Le film Grave qui a pour héroïne une jeune femme aux pulsions cannibales est avant tout un coup de projecteur sur la sexualité féminine.
Une brebis se retrouve projetée parmi les loups. C’est ainsi que débute le film Grave de la jeune réalisatrice Julia Ducournau. Justine, issue d’une famille de végétariens, fait son entrée à l’école vétérinaire et y rejoint sa soeur aînée. Le film dépeint la période d’intégration des nouveaux étudiants avec son lot d’humiliations, de beuveries et de rituels…salissants.
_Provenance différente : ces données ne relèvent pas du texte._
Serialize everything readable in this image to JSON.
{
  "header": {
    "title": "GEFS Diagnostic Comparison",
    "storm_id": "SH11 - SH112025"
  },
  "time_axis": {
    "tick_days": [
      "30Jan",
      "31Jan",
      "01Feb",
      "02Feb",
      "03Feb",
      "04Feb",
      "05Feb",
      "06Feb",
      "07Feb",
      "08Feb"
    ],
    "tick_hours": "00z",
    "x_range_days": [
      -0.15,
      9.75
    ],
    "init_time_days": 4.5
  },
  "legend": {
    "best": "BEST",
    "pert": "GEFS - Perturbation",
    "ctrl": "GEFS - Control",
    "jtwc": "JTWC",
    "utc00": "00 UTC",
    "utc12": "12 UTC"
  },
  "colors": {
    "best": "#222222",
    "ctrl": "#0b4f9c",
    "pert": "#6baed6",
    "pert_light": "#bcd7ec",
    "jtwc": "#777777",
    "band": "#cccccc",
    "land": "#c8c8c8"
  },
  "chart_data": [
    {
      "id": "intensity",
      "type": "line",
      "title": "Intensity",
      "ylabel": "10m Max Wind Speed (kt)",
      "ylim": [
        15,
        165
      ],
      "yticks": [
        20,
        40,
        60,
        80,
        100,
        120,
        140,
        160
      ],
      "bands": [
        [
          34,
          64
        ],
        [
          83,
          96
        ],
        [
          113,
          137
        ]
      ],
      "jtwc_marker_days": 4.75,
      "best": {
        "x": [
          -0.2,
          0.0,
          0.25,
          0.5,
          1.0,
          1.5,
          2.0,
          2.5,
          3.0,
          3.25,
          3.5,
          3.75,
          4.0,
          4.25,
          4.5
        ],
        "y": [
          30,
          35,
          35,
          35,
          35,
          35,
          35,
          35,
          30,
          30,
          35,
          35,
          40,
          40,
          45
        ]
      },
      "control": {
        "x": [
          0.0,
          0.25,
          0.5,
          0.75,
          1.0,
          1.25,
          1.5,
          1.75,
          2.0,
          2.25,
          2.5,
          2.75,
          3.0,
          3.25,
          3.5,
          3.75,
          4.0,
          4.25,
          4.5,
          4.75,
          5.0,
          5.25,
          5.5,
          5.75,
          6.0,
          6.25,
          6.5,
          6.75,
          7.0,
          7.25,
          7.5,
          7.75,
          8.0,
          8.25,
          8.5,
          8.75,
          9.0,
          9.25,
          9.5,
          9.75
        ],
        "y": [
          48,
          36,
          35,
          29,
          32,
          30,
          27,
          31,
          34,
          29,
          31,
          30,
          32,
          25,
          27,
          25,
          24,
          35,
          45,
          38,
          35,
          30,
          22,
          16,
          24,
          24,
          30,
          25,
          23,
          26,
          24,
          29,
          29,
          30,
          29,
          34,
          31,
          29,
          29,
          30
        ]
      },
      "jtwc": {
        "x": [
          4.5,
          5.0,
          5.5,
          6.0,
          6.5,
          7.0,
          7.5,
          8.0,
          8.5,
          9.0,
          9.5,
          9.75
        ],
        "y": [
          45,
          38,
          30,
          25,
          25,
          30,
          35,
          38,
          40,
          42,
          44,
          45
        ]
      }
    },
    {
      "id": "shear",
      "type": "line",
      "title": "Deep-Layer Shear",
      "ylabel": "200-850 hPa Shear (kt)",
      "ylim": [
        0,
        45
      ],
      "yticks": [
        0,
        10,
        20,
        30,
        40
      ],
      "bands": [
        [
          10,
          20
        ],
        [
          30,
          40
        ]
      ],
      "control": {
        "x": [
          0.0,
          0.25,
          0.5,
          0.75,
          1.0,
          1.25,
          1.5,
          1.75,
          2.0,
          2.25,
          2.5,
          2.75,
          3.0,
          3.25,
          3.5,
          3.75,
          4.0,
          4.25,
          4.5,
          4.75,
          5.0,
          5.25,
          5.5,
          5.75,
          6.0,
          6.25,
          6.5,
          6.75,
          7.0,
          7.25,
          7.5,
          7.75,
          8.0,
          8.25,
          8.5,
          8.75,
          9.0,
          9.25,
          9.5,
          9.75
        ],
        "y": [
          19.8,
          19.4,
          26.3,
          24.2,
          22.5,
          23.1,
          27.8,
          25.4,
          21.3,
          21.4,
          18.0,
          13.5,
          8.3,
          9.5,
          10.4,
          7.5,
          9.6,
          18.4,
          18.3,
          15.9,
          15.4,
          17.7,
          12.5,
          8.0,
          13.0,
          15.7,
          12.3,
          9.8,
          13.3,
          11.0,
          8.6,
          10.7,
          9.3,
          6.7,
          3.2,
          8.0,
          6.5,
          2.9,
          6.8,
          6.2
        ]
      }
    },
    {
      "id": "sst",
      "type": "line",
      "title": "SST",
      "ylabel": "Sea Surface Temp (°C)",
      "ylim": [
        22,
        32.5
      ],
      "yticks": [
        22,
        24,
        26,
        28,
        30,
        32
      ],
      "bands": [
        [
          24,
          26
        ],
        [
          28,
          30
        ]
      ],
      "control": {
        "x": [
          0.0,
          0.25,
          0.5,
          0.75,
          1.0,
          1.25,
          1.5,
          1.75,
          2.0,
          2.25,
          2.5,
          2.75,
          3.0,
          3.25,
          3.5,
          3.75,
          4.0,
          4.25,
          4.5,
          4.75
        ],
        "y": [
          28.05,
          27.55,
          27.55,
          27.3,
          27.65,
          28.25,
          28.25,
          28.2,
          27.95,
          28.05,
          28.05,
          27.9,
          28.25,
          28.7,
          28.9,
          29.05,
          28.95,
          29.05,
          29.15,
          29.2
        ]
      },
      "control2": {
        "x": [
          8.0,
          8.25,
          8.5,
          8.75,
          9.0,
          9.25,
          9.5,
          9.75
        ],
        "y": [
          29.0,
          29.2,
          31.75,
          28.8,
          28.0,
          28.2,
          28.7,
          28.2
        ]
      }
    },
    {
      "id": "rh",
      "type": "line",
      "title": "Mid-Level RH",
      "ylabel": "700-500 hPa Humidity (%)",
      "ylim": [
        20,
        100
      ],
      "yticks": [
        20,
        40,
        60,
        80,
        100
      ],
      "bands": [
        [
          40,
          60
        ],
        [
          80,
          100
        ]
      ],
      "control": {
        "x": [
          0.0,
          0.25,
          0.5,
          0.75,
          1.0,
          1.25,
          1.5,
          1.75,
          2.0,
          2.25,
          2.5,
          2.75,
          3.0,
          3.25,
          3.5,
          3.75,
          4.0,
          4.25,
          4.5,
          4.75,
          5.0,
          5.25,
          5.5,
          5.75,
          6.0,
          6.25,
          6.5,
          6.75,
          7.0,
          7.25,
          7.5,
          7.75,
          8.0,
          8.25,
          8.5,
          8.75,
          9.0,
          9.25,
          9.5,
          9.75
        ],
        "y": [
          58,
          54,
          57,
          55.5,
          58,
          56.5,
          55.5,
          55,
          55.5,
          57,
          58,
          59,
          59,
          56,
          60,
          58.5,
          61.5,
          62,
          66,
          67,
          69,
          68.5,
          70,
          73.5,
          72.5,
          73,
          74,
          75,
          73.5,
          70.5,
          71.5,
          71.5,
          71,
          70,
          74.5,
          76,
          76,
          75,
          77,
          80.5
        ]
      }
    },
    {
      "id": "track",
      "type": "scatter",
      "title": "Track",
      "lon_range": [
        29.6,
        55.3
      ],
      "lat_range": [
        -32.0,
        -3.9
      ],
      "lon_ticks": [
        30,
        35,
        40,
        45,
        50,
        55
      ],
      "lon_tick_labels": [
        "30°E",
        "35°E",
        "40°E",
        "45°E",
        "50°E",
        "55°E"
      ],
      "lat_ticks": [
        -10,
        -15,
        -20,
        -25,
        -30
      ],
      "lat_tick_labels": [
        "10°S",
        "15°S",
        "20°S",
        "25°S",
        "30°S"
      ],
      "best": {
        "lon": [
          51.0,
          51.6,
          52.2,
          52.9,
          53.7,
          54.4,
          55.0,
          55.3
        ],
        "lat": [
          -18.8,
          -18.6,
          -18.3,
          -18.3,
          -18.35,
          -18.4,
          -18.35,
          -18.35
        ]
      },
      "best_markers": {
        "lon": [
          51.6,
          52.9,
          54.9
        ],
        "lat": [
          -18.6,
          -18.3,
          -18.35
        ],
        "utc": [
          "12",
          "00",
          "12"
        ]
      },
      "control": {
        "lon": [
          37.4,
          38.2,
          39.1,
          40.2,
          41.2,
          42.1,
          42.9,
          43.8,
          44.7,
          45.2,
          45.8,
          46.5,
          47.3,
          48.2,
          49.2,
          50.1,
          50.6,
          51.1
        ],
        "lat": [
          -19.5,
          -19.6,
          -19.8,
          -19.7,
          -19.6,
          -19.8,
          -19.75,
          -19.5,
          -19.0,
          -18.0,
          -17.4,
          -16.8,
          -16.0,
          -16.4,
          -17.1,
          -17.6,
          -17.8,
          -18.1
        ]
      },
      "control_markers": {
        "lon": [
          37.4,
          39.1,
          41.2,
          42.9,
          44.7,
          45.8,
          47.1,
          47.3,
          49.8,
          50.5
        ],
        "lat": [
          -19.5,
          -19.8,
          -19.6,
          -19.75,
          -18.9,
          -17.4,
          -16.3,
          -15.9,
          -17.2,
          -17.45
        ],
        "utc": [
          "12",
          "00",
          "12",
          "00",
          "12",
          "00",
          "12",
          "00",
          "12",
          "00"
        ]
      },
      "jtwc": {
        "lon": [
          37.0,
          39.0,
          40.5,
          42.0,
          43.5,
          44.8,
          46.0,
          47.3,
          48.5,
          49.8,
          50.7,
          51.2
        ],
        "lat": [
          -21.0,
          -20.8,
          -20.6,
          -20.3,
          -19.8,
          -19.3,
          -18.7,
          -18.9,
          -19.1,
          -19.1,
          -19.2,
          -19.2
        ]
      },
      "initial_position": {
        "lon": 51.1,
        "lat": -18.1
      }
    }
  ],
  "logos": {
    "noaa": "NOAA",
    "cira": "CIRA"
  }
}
Peu à peu, l’héroïne entraînée dans sa nouvelle vie, découvre l’indépendance, les excès, et perd sa virginité. Jusque-là, rien d’exceptionnel, me direz-vous. Sauf que Justine doit également composer avec l’apparition de pulsions cannibales de plus en plus prégnantes.
Sexe et féminité
Le plus « grave » dans le film n’est pas la violence de l’image. La réalisation léchée et bien menée ne tombe jamais dans l’écueil du gore outrancier ou de la violence gratuite. La caméra s’attarde sur les chairs, les muscles, la viande et les corps, animaux ou humains. Grave ne vous imposera pas de longue scène de cannibalisme sanglant.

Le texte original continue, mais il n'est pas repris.